おれの行き先とお前の行き先は違う。数日前に自分が喋った言葉が、思い出された。

 

「おまえとも、ここでお別れか」呟いたグエルに、かめは頷いた。肯定の合図だった。

 

 グエルは、しばらくじっと券売機を見つめたあと、ボタンを一つ選んで押した。行き先が印字された切符が券売機から出てくる。紙でできているはずなのに、それは鉄よりも重く感じた。

 

 軌道エレベーター「通天閣」。それが指す軌道とは、宇宙空間の軌道を指し示すものではないのだろう。おそらくそれは平行宇宙とか、夢と現実とか、そう言った別のものを指し示しているに違いない。

 

 きっとこのかめ型機械とも、もう会うことはないのだろう。

 

 別れを惜しんでいる自分を悟られないように、あるいは別れの挨拶のように、グエルは亀の背中を手のひらで叩いた。ぽん、という中身の詰まったいい音がした。戦いの埃でくすんだ緑色の金属面に、グエルの手形が残る。かめはその手形を見て、次に自分の手のひらを見ると、自分の手のひらを、そっとグエルの胸に押し当てた。

 

 左胸に、かめの手形が残る。

 

 グエルは微笑んだ。今よりずっと小さな頃。まだ母がそばにいた頃のように。

 

 静寂を引き裂くように、駅構内にベルの音が響いた。

 発車ベルだ、とグエルは思う。

 時間が来たのだ。

 

 かめはほんの数秒だけグエルの顔を見つめると、きびすを返し、改札口へ向かってグエルを引っ張った。

 

「おれの方が先か」

 

 グエルは改札へ向けて歩き出す。切符を改札機に入れようとして、一瞬迷い、一度だけ振り向いた。

 

「おい、かめ!」

 

 改札の外側で、見送るように立つかめに向かい、グエルは叫んだ。

 

「ありがとうな!」

 

 かめがそっと手を上げて振る。

 それを見て、グエルは切符を改札機に入れた。

 そして、二度と振り返らなかった。

 

 第15話 父と子

 

 助けられなかった、なぜ助けようと思ったのかすらわからないアーシアンの子供を弔い終えたとき、グエルの中にあるのは一つの思いだった。自然と、言葉が口に出た。

 

「おれは、どうすれば・・・」

 

 長く見ていた夢から、突然覚めたような気分だった。目の前の現実と、自分の気持ちに、心がたった今折り合いを付けているかのよう。

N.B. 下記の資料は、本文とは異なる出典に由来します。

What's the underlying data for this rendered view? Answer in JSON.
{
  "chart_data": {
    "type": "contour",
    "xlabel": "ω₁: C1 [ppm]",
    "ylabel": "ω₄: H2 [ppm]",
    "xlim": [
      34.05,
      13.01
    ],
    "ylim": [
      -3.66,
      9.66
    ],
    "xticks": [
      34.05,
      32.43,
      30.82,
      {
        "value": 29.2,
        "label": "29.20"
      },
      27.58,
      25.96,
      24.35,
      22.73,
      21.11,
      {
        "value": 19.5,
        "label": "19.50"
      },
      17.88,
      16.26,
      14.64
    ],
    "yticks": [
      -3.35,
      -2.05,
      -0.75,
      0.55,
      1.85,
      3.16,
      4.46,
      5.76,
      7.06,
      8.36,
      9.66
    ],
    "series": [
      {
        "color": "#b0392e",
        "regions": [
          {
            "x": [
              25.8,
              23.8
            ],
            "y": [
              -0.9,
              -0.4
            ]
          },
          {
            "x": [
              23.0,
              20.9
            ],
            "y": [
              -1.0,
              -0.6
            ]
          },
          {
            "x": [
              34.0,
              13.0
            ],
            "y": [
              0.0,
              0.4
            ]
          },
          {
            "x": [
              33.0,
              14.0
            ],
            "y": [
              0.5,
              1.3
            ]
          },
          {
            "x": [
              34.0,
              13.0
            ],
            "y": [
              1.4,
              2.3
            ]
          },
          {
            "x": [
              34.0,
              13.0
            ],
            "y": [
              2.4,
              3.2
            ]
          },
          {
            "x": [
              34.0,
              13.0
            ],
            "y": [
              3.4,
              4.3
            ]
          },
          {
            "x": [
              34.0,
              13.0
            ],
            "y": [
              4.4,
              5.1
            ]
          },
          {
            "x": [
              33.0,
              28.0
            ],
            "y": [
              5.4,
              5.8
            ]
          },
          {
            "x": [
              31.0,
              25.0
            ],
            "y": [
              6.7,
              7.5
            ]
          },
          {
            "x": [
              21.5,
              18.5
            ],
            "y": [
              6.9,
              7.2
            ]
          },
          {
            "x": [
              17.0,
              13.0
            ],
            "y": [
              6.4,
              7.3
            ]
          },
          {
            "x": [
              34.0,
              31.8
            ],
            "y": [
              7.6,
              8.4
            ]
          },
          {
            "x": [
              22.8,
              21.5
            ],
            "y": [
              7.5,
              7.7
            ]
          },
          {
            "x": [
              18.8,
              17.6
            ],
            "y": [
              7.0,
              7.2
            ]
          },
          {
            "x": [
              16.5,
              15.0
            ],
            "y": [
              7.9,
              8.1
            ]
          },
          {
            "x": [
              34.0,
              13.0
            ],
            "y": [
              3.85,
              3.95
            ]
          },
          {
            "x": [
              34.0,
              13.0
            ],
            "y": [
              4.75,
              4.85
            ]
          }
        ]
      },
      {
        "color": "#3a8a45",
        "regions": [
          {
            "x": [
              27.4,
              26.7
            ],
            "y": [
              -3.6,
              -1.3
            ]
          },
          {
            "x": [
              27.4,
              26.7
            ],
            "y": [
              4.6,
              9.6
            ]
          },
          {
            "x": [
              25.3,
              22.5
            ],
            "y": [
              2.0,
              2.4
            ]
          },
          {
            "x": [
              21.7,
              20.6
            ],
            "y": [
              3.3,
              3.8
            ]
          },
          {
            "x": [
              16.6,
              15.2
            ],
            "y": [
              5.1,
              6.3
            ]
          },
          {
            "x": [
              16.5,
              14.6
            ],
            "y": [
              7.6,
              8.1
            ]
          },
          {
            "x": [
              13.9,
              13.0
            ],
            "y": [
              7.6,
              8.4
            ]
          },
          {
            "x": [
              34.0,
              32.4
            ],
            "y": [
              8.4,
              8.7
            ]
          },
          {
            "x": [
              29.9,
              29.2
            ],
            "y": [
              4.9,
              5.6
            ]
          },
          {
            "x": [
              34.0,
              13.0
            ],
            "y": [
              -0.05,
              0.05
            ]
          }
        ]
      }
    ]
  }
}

 名も知らないテロリストが、応える。おれを捕らえた男。俺に食事をねじ込んだ男。子供を埋葬するのを、無言で手伝った男。

 

「おれはお前の親じゃない。・・・どうしたらいいかなんて、自分で考えるんだな」

 

 男が背を向けて歩き出す音が聞こえる。

 

 歩き出す。どこへ?

 

 おれは、何を求めている?・・・その答えは自分の中にある。グエルはすでに、それを知っていた。もはや思い出すこともない、あの夢幻の出来事の中で、それに気づいた。

 

 逃げれば一つ。進めば二つ。気がつけば、グエルは男へ向けて一つの言葉を口に出している。

 

「教えてくれないか、軌道エレベーターへの行き方を」

 

 そう、これ以上なくしたくはない。おれと、父さんをつなぐものを。